The Okayama native slumped to .218/.319/.271 in 1939. He hit .214/.308/.247 in 1940 and was on the leaderboard in steals (21, tied for 10th with Jiro Iwagaki and Kikuji Hirayama), hit-by-pitch (5, tied for 2nd, one behind Masu) and sacrifice flies (5, tied for first). He also pitched three hitless, scoreless innings that year, though he walked three. The Hankyu veteran's batting line in 1941 was .198/.323/.248 but he still was among the league leaders in runs (34, tied for 8th with Yoshiyuki Iwamoto and Masaki Yoshiwara), home runs (3, tied for 6th), steals (15, tied for 7th with Chiba and Den Yamada) and walks (55, tied for 8th with Katsumi Shiraishi). In a low-scoring league, his 571 OPS was above the mean of 547.

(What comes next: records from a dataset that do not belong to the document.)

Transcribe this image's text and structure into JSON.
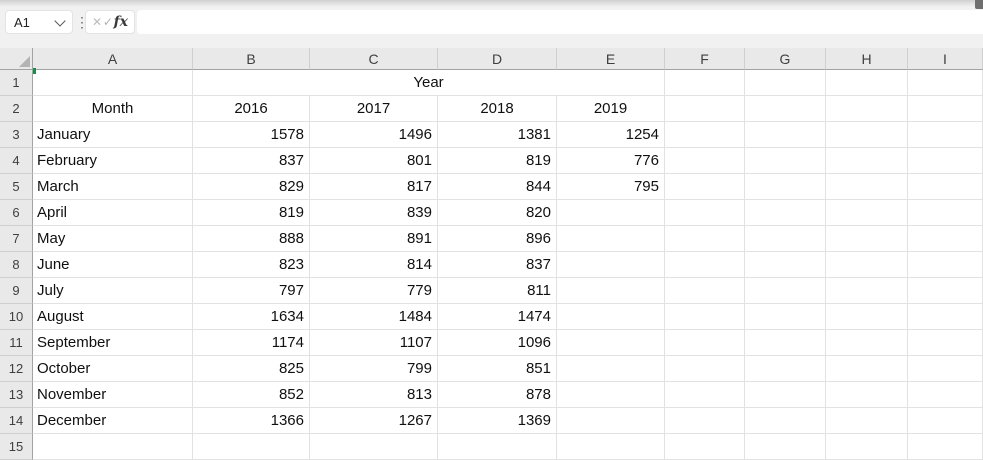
{
  "chrome": {
    "name_box_value": "A1",
    "menu_dots": "⋮",
    "cancel_glyph": "✕",
    "enter_glyph": "✓",
    "fx_label": "fx",
    "formula_value": ""
  },
  "sheet": {
    "column_letters": [
      "A",
      "B",
      "C",
      "D",
      "E",
      "F",
      "G",
      "H",
      "I"
    ],
    "row_numbers": [
      "1",
      "2",
      "3",
      "4",
      "5",
      "6",
      "7",
      "8",
      "9",
      "10",
      "11",
      "12",
      "13",
      "14",
      "15"
    ],
    "merged_title": {
      "row": 1,
      "start_col": "B",
      "end_col": "E",
      "text": "Year"
    },
    "header_row": {
      "row": 2,
      "month_label": "Month",
      "years": [
        "2016",
        "2017",
        "2018",
        "2019"
      ]
    },
    "data_rows": [
      {
        "row": 3,
        "month": "January",
        "values": [
          "1578",
          "1496",
          "1381",
          "1254"
        ]
      },
      {
        "row": 4,
        "month": "February",
        "values": [
          "837",
          "801",
          "819",
          "776"
        ]
      },
      {
        "row": 5,
        "month": "March",
        "values": [
          "829",
          "817",
          "844",
          "795"
        ]
      },
      {
        "row": 6,
        "month": "April",
        "values": [
          "819",
          "839",
          "820"
        ]
      },
      {
        "row": 7,
        "month": "May",
        "values": [
          "888",
          "891",
          "896"
        ]
      },
      {
        "row": 8,
        "month": "June",
        "values": [
          "823",
          "814",
          "837"
        ]
      },
      {
        "row": 9,
        "month": "July",
        "values": [
          "797",
          "779",
          "811"
        ]
      },
      {
        "row": 10,
        "month": "August",
        "values": [
          "1634",
          "1484",
          "1474"
        ]
      },
      {
        "row": 11,
        "month": "September",
        "values": [
          "1174",
          "1107",
          "1096"
        ]
      },
      {
        "row": 12,
        "month": "October",
        "values": [
          "825",
          "799",
          "851"
        ]
      },
      {
        "row": 13,
        "month": "November",
        "values": [
          "852",
          "813",
          "878"
        ]
      },
      {
        "row": 14,
        "month": "December",
        "values": [
          "1366",
          "1267",
          "1369"
        ]
      }
    ],
    "selection": {
      "active_cell": "A1"
    }
  },
  "colors": {
    "accent_green": "#1d8a4e",
    "header_bg": "#e9e9e9",
    "gridline": "#e2e2e2",
    "header_border_dark": "#a3a3a3",
    "chrome_bg": "#f1f1f1"
  }
}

He wrapped up his pro career by batting .213/.338/.260 with 72 walks in 105 games in 1942, tying for 8th in hits (83), tied Nakajima for 4th in doubles (15), placing 4th in RBI (42, between Seizo Furukawa and Koichi Yamashita), was 7th in steals (23 in 25), was 4th in walks (between Shosei Go and Iwamoto) and was 8th in OBP.

He hit .222/.324/.278 with 15 home runs, 218 RBI, 114 stolen bases, 318 walks and only 160 strikeouts for his career. After World War II, he did not return to pro ball, instead playing in the industrial leagues.